Rajasthan Chief Minister Ashok Gehlot on Tuesday issued orders for the state wetland authority to be made operational at the earliest in the wake of death of over 17,000 migratory birds in and around the Sambhar Lake, which is the country's largest inland water saltwater lake near Jaipur. The state wetland authority is the top body to preserve and protect all wetlands in the state including the Sambhar Lake.
As many as 17,981 birds have been found dead near the lake, since the incident came to light eleven days ago. Over 600 birds, including 32 migratory species of birds like Shoveller, Teal, Plover, Mallard
have been rescued and given treatment at the rescue centres.
The government is awaiting a detailed analysis of the dead birds from the Indian Veterinary Research Institute as well as a report from a southern India laboratory on the water's heavy metal toxicity.

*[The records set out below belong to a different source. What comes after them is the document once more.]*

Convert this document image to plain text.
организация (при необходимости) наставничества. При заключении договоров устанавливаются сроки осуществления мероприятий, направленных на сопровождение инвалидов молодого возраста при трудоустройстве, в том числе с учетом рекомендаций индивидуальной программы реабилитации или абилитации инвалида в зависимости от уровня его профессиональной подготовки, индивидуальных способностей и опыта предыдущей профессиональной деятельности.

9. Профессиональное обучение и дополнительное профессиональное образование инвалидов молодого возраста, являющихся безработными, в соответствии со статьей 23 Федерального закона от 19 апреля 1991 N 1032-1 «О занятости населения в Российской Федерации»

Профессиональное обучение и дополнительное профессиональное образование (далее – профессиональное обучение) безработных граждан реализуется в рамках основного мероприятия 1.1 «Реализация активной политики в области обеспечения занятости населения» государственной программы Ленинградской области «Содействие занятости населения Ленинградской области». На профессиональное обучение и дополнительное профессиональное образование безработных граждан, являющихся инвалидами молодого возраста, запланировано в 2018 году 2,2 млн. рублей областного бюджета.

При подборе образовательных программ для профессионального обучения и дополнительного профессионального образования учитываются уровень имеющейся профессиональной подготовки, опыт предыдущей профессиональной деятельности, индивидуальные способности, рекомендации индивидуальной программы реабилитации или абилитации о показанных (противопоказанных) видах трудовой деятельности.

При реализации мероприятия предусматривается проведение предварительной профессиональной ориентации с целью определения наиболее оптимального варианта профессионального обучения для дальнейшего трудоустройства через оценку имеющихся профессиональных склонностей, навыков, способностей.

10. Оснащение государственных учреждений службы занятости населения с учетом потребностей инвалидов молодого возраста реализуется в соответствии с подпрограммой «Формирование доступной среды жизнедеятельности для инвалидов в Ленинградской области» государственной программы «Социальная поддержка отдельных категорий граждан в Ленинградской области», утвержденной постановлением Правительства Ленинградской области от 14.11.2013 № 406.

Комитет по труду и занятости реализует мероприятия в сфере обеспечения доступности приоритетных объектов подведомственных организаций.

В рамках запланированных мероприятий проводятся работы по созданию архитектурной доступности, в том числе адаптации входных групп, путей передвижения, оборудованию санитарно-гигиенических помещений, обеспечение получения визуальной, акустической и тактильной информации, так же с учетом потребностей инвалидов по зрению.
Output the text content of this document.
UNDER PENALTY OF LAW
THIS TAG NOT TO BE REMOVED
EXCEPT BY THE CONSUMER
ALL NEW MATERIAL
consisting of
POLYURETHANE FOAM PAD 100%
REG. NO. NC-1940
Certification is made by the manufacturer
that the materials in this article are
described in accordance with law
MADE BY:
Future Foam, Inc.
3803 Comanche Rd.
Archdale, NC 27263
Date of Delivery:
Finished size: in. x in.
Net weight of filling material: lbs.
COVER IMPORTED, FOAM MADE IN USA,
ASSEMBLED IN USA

Initial tests conducted on the dead birds have suggested Avian botulism -- a naturally occurring neurotoxin which is passed onto waterbirds through infected bugs -- as the likely cause. While Avian botulism causes paralysis or death on birds, it is not contagious to humans.
"Veterinary experts from the Rajasthan University of Veterinary and Animal Sciences have indicated that the deaths occurred due to botulism," the state forest department's principal secretary, Sreya Guha, was quoted as saying by news agency AFP.
Officials suspect the birds had been feeding on maggot-infested carcasses, contributing to their death.
Twenty teams of over 100 veterinarians and nursing staff to save the birds in Sambhar Lake region in Jaipur district. they are being assisted by a team of about 100 employees of the Forest Department, teams of State Disaster Response Force and several voluntary organisations are also on the ground taking part in the rescue operations.
The officials pointed out that after proper disposal of carcasses, and rescue works, the number of deaths has declined considerably
The region around Sambhar Lake, like several other big and small water bodies around India, is an important destination for thousands of domestic and international migratory birds every winter.
Bird watchers in the region fear the final toll and impact of the botulism infection will be significantly higher because of the size of the lake ecosystem, local media reports said.